The Indian sub-continent is vast and has substantial climatic fluctuations from north to south and east to west. Generally speaking, there are three well-demarcated seasons: the hot, the rainy and the less hot. From June to mid-October, monsoons take over most of India, with greater or lesser intensity from year to year. As a rule, a large part of the country is under cloudy conditions and intense humidity and, as such, the sun only appears very rarely or not at all and it can rain heavily for days on end.
By November, the monsoons have completely dissipated and temperatures remain lower until mid-February. Thereafter, the heat gradually intensifies until May or June and “pulls” the monsoon winds back to the area.
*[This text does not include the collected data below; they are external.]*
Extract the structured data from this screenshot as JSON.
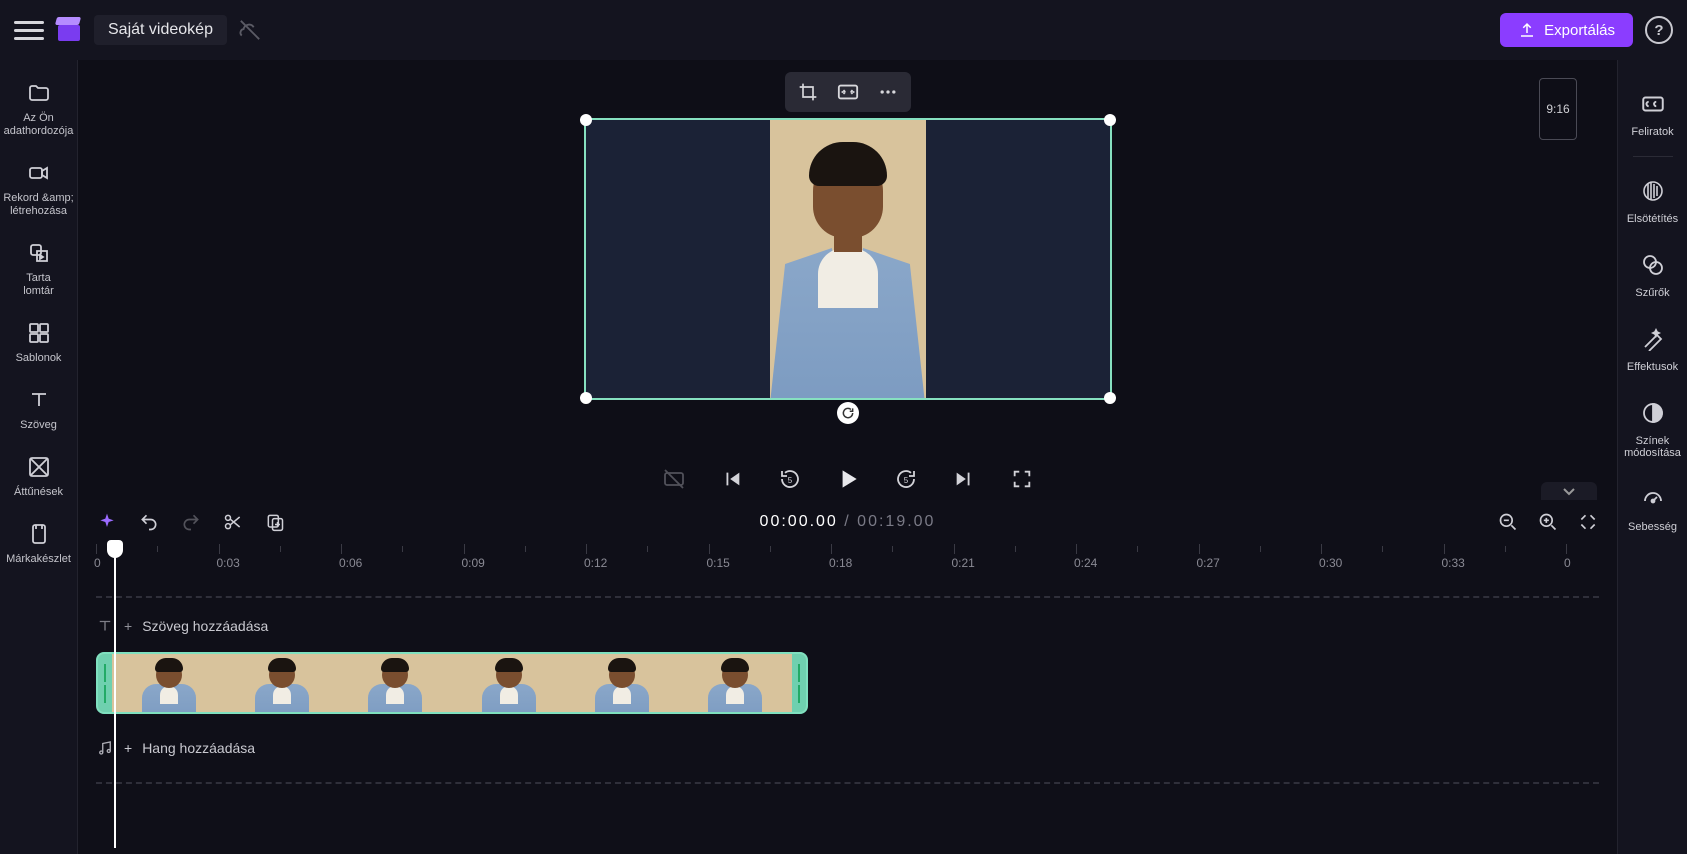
{
  "header": {
    "title": "Saját videokép",
    "export_label": "Exportálás",
    "help_glyph": "?"
  },
  "left_rail": {
    "items": [
      {
        "label": "Az Ön adathordozója"
      },
      {
        "label": "Rekord &amp;\nlétrehozása"
      },
      {
        "label": "Tarta\nlomtár"
      },
      {
        "label": "Sablonok"
      },
      {
        "label": "Szöveg"
      },
      {
        "label": "Áttűnések"
      },
      {
        "label": "Márkakészlet"
      }
    ]
  },
  "right_rail": {
    "items": [
      {
        "label": "Feliratok"
      },
      {
        "label": "Elsötétítés"
      },
      {
        "label": "Szűrők"
      },
      {
        "label": "Effektusok"
      },
      {
        "label": "Színek\nmódosítása"
      },
      {
        "label": "Sebesség"
      }
    ]
  },
  "stage": {
    "aspect_label": "9:16"
  },
  "timeline": {
    "current_time": "00:00.00",
    "separator": " / ",
    "total_time": "00:19.00",
    "ruler_ticks": [
      "0",
      "0:03",
      "0:06",
      "0:09",
      "0:12",
      "0:15",
      "0:18",
      "0:21",
      "0:24",
      "0:27",
      "0:30",
      "0:33",
      "0"
    ],
    "add_text_label": "Szöveg hozzáadása",
    "add_audio_label": "Hang hozzáadása",
    "plus_glyph": "+"
  }
}
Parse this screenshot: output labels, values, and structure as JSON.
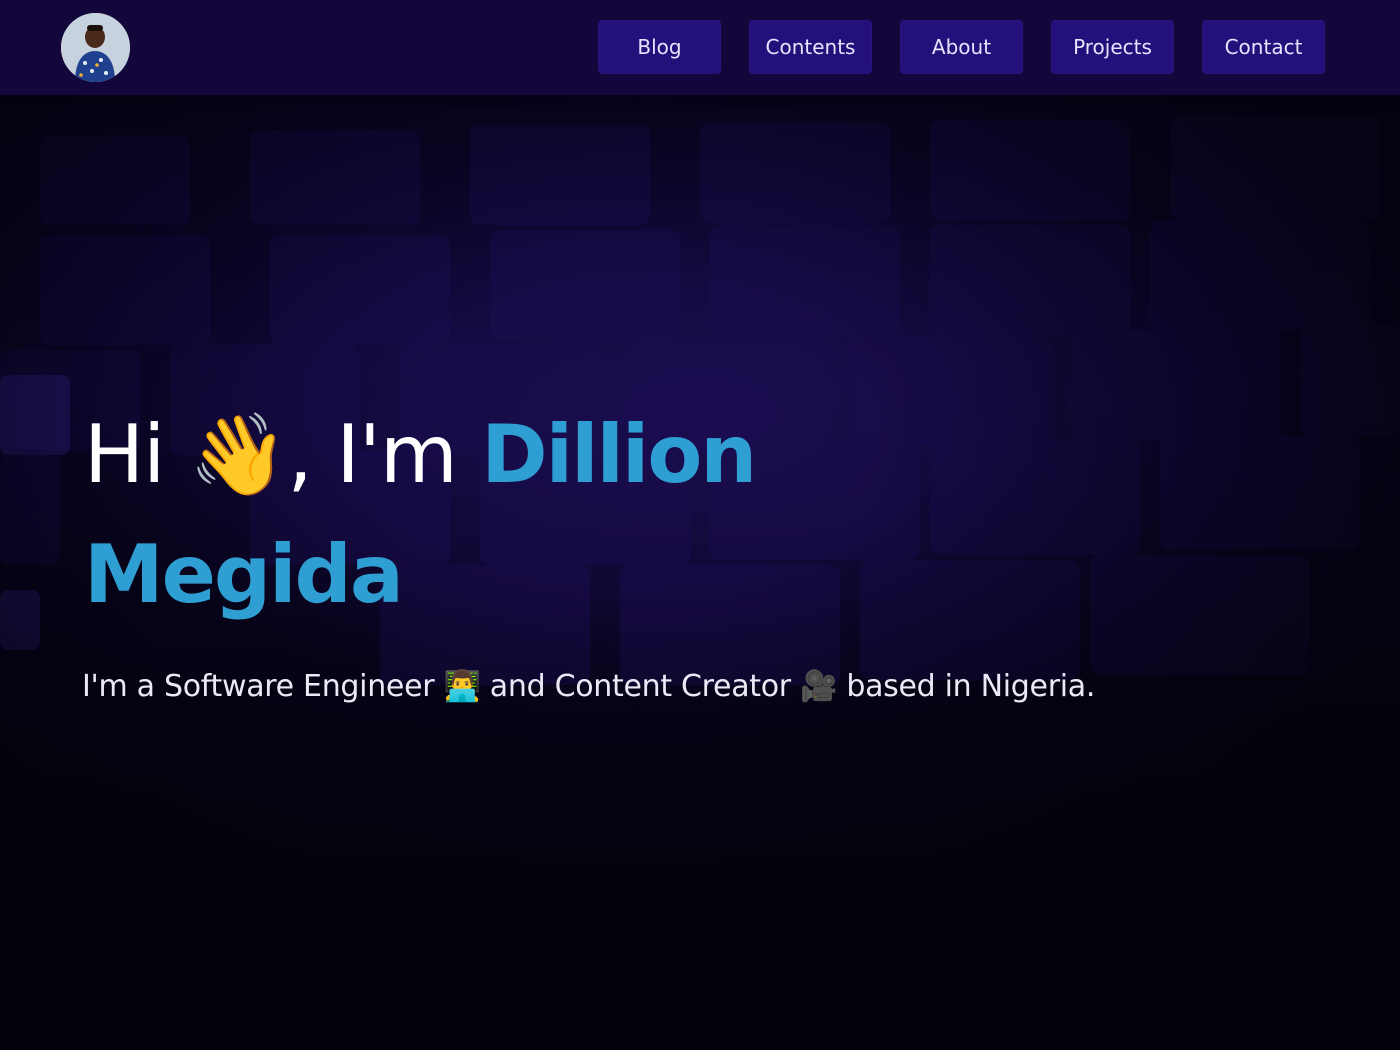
{
  "profile": {
    "avatar_alt": "Dillion Megida avatar"
  },
  "nav": {
    "items": [
      {
        "label": "Blog"
      },
      {
        "label": "Contents"
      },
      {
        "label": "About"
      },
      {
        "label": "Projects"
      },
      {
        "label": "Contact"
      }
    ]
  },
  "hero": {
    "greeting": "Hi 👋, I'm ",
    "name_first": "Dillion",
    "name_last": "Megida",
    "tagline": "I'm a Software Engineer 👨‍💻 and Content Creator 🎥 based in Nigeria."
  },
  "colors": {
    "nav_bg": "#13063a",
    "nav_button": "#24107a",
    "accent": "#2f9fd3",
    "text": "#ffffff"
  }
}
The ideal area of India to avoid the effect of the monsoons is Rajasthan, in the semi-desert northwestern tip of the country. The areas that allow you to escape the usual torrid sun from mid-February to May are the highlands on the slopes of the Himalayas. The same applies to monsoons but only to the north of the first slopes of the mountain range. During the monsoons, many villages on the first south-facing slopes of the mountain range – for example Darjeeling – are under the first impact of clouds against the Himalayas and are hit by incessant rains.
The Indian currency is the Indian Rupee (INR). ATMs that allow withdrawals with international cards are common in cities. Credit card payment is increasingly accepted in more sophisticated establishments which, by the way, remain an exception in vast traditionalist India. India is one of the least expensive countries in the world.
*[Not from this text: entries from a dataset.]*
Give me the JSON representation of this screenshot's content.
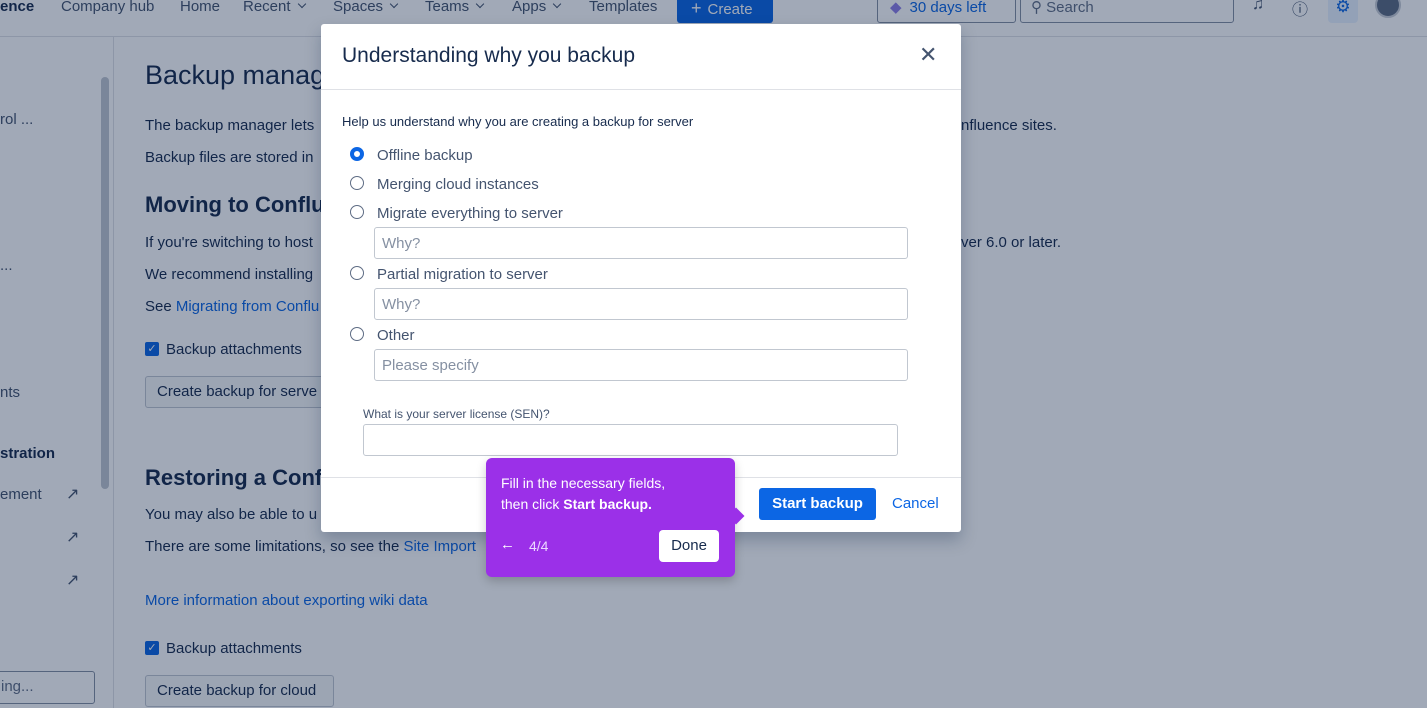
{
  "nav": {
    "brand": "ence",
    "items": [
      "Company hub",
      "Home",
      "Recent",
      "Spaces",
      "Teams",
      "Apps",
      "Templates"
    ],
    "create": "Create",
    "trial": "30 days left",
    "search_placeholder": "Search",
    "icons": [
      "bell-icon",
      "help-icon",
      "gear-icon",
      "avatar"
    ]
  },
  "sidebar": {
    "items": [
      "rol ...",
      "...",
      "nts",
      "stration",
      "ement"
    ],
    "search_value": "ing..."
  },
  "main": {
    "title": "Backup manag",
    "p1": "The backup manager lets",
    "p1_right": "nfluence sites.",
    "p2": "Backup files are stored in",
    "h_moving": "Moving to Conflue",
    "p3": "If you're switching to host",
    "p3_right": "ver 6.0 or later.",
    "p4": "We recommend installing",
    "p5_prefix": "See ",
    "p5_link": "Migrating from Conflu",
    "checkbox1": "Backup attachments",
    "btn_server": "Create backup for serve",
    "h_restoring": "Restoring a Conflu",
    "p6": "You may also be able to u",
    "p7_prefix": "There are some limitations, so see the ",
    "p7_link": "Site Import",
    "more_link": "More information about exporting wiki data",
    "checkbox2": "Backup attachments",
    "btn_cloud": "Create backup for cloud"
  },
  "modal": {
    "title": "Understanding why you backup",
    "help": "Help us understand why you are creating a backup for server",
    "options": [
      {
        "label": "Offline backup",
        "checked": true
      },
      {
        "label": "Merging cloud instances",
        "checked": false
      },
      {
        "label": "Migrate everything to server",
        "checked": false,
        "placeholder": "Why?"
      },
      {
        "label": "Partial migration to server",
        "checked": false,
        "placeholder": "Why?"
      },
      {
        "label": "Other",
        "checked": false,
        "placeholder": "Please specify"
      }
    ],
    "sen_label": "What is your server license (SEN)?",
    "sen_value": "",
    "start": "Start backup",
    "cancel": "Cancel"
  },
  "tour": {
    "line1": "Fill in the necessary fields,",
    "line2_prefix": "then click ",
    "line2_bold": "Start backup.",
    "counter": "4/4",
    "done": "Done"
  }
}
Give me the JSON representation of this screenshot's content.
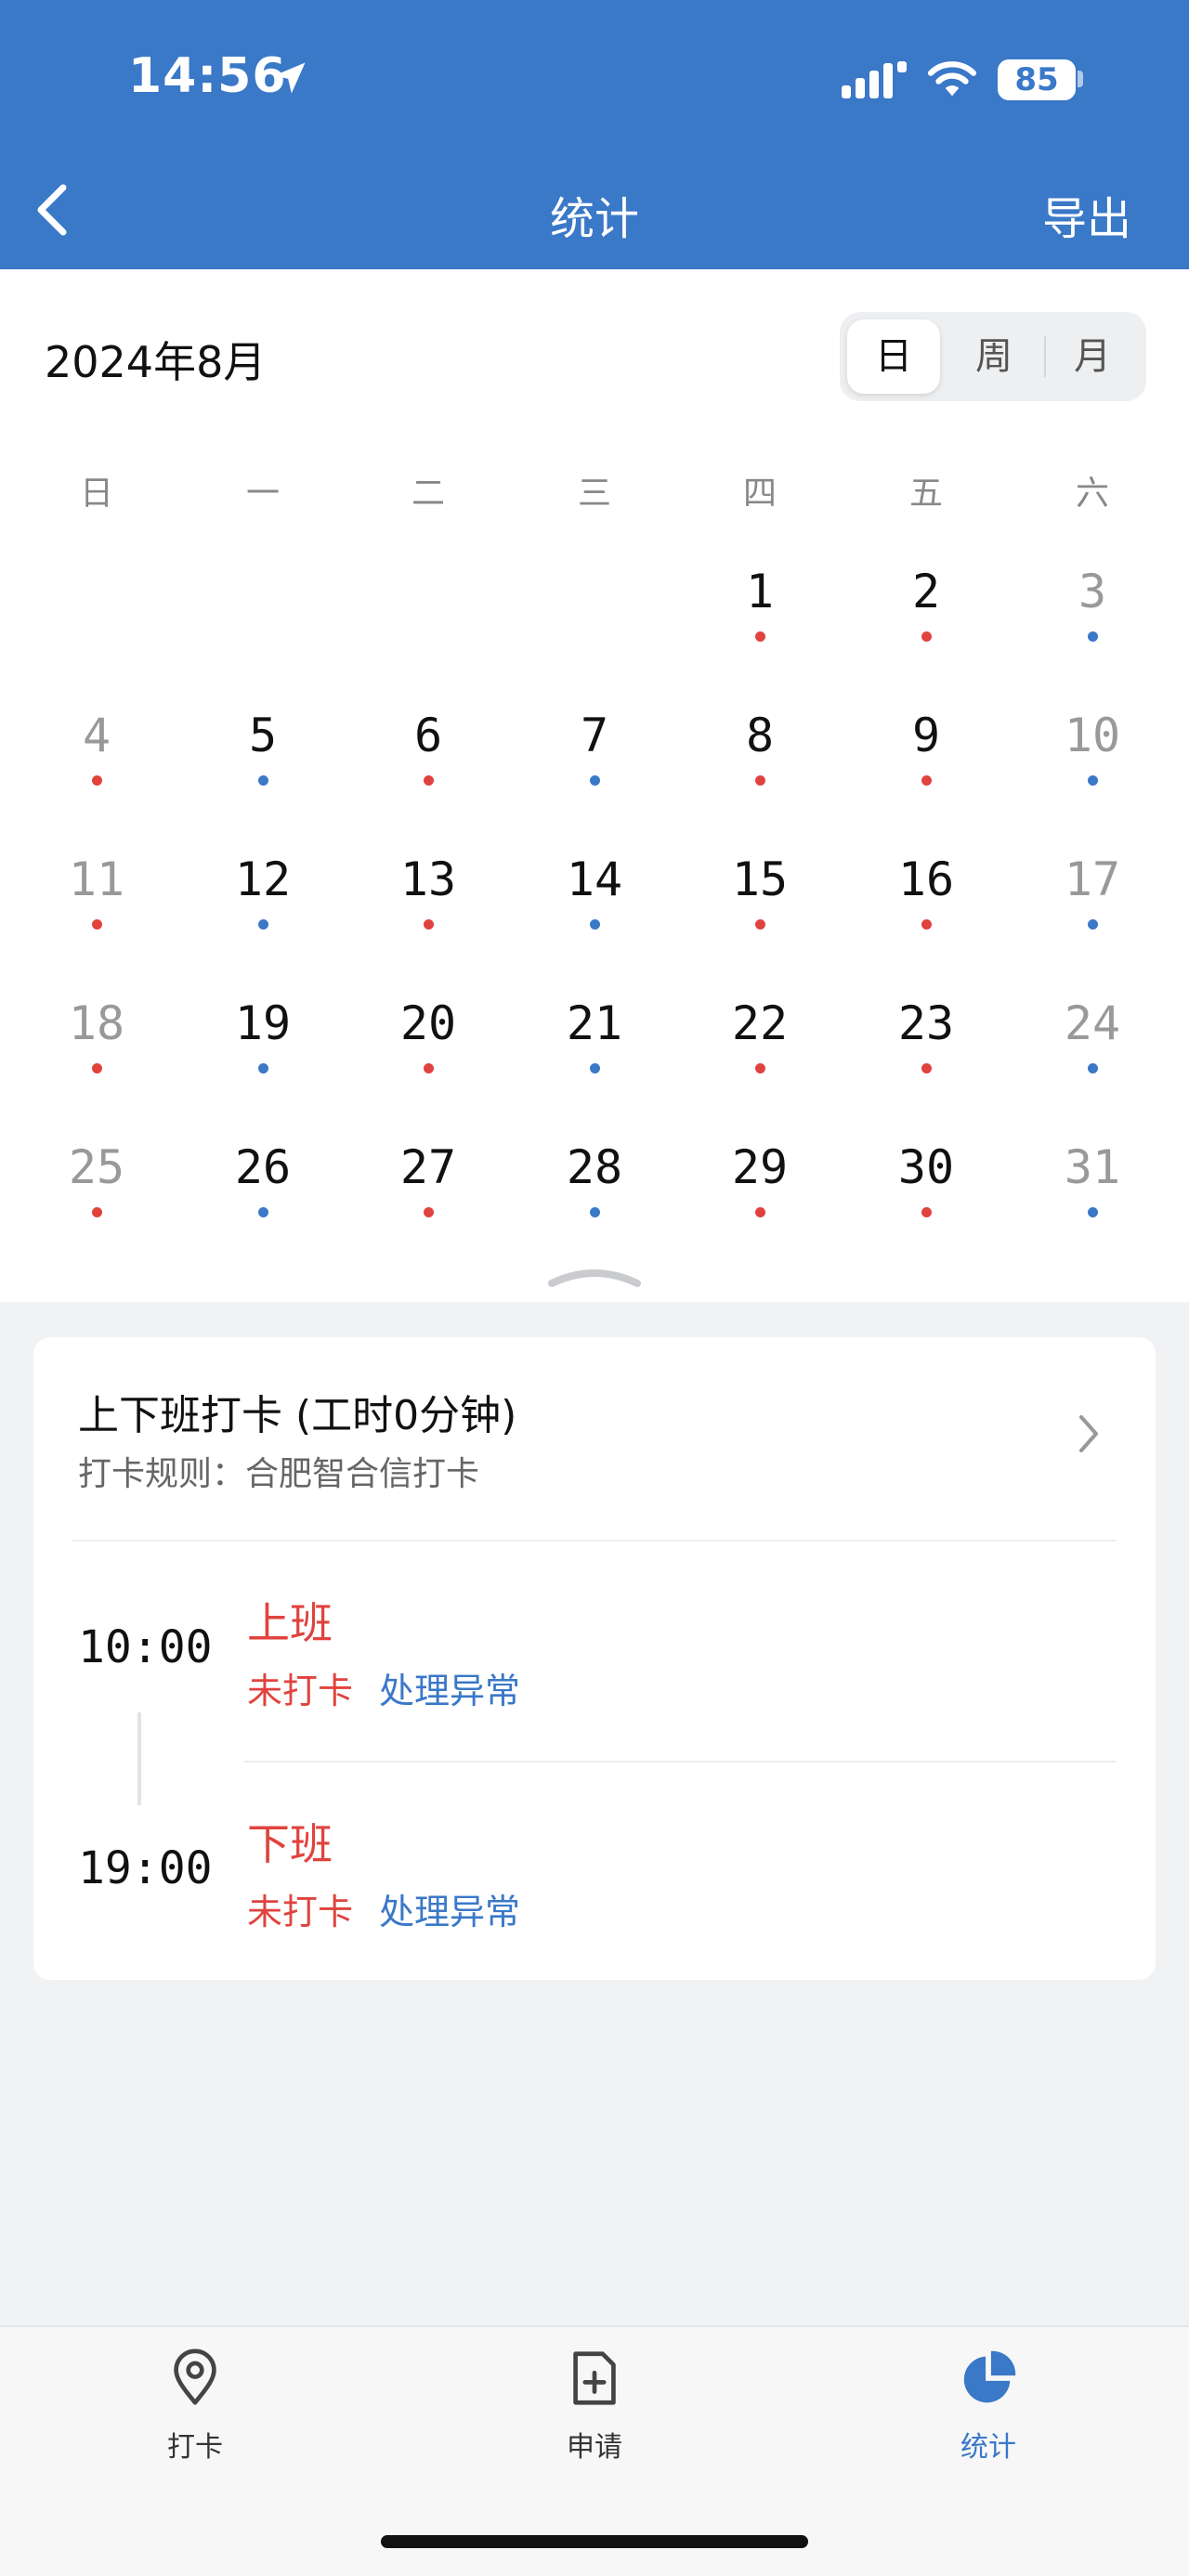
{
  "status_bar": {
    "time": "14:56",
    "battery": "85"
  },
  "nav": {
    "title": "统计",
    "export_label": "导出"
  },
  "calendar": {
    "month_title": "2024年8月",
    "view_modes": [
      "日",
      "周",
      "月"
    ],
    "active_view": "日",
    "weekdays": [
      "日",
      "一",
      "二",
      "三",
      "四",
      "五",
      "六"
    ],
    "first_weekday_index": 4,
    "days": [
      {
        "d": "1",
        "dot": "red"
      },
      {
        "d": "2",
        "dot": "red"
      },
      {
        "d": "3",
        "dot": "blue"
      },
      {
        "d": "4",
        "dot": "red"
      },
      {
        "d": "5",
        "dot": "blue"
      },
      {
        "d": "6",
        "dot": "red"
      },
      {
        "d": "7",
        "dot": "blue"
      },
      {
        "d": "8",
        "dot": "red"
      },
      {
        "d": "9",
        "dot": "red"
      },
      {
        "d": "10",
        "dot": "blue"
      },
      {
        "d": "11",
        "dot": "red"
      },
      {
        "d": "12",
        "dot": "blue"
      },
      {
        "d": "13",
        "dot": "red"
      },
      {
        "d": "14",
        "dot": "blue"
      },
      {
        "d": "15",
        "dot": "red"
      },
      {
        "d": "16",
        "dot": "red"
      },
      {
        "d": "17",
        "dot": "blue"
      },
      {
        "d": "18",
        "dot": "red"
      },
      {
        "d": "19",
        "dot": "blue"
      },
      {
        "d": "20",
        "dot": "red"
      },
      {
        "d": "21",
        "dot": "blue"
      },
      {
        "d": "22",
        "dot": "red"
      },
      {
        "d": "23",
        "dot": "red"
      },
      {
        "d": "24",
        "dot": "blue"
      },
      {
        "d": "25",
        "dot": "red"
      },
      {
        "d": "26",
        "dot": "blue"
      },
      {
        "d": "27",
        "dot": "red"
      },
      {
        "d": "28",
        "dot": "blue"
      },
      {
        "d": "29",
        "dot": "red"
      },
      {
        "d": "30",
        "dot": "red"
      },
      {
        "d": "31",
        "dot": "blue"
      }
    ]
  },
  "attendance": {
    "title": "上下班打卡 (工时0分钟)",
    "rule": "打卡规则：合肥智合信打卡",
    "shifts": [
      {
        "time": "10:00",
        "type": "上班",
        "status": "未打卡",
        "action": "处理异常"
      },
      {
        "time": "19:00",
        "type": "下班",
        "status": "未打卡",
        "action": "处理异常"
      }
    ]
  },
  "tabbar": {
    "items": [
      {
        "label": "打卡",
        "icon": "location-pin-icon"
      },
      {
        "label": "申请",
        "icon": "add-document-icon"
      },
      {
        "label": "统计",
        "icon": "pie-chart-icon"
      }
    ],
    "active": "统计"
  },
  "colors": {
    "primary": "#3a78c8",
    "red_dot": "#e0433e",
    "blue_dot": "#3a78c8"
  }
}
You can find everything in India, with prices normally regulated from below. The hotels and guest houses Humblers abound in big cities and can charge as little as €5 a night – or even less for a double room. Note that many of the places that charge these prices are perfectly clean and dignified.
Medium-sized hotels, including some of the chain, have prices in the order of €12 to €45 per night, per double room.
At the opposite end of the scale are luxury hotels and resorts, usually located in modernized urban business centers in major cities or in Indian areas with greater tourist value. Often managed by international groups, their prices have little to do with India's economic reality. Expect to pay from €250 per night in exchange for comfort and refinement.
Indian food is a lot of what we are used to finding in Indian restaurants in Europe but much, much more. Each region has its own gastronomic touches that alter, in a more or less subtle way, national dishes. But they also generate other completely different dishes. As is understandable, the food in the villages on the slopes of the Himalayas is abysmally different from that of Goa or Kerala. In general, if you are not used to the strong and spicy flavors of Indian food, let us know in English that you prefer food “non spicy" to the employee. As a rule, it's enough.
The logic of accommodation applies equally to meals. You can get nutritious, great-tasting meals at prices you didn't think were possible. For example, a full individual lunch or dinner for €1 or €2 at a market, how can you pay €7 to €15 for a full meal in a restaurant in a tourist place, the interior of Jaisalmer fort, center of Panjim etc. You can also pay €50 to €200 if you order the best specialties at resorts such as the Oberoi or Aman.
If you do not have access at your own hotel or guest house, be aware that internet cafes are absolutely everywhere in India and charge €0,25 to €0,50 per hour of browsing. Hotspots are rare and unreliable. If you own a smartphone ou tablets unlocked or have a laptop and prefer to always have internet with you, buy or rent a SIM card or mini-modem from companies such as Reliance, Airtel (GSM) and Tata DoCoMo. Prices range from €3 per monthly use of 3G with a network limited to certain cities to €20 for 10GB of traffic on a network with much more national coverage. You may have to hand in copies of your passport and hotel bill to make one of these purchases or service hire possible.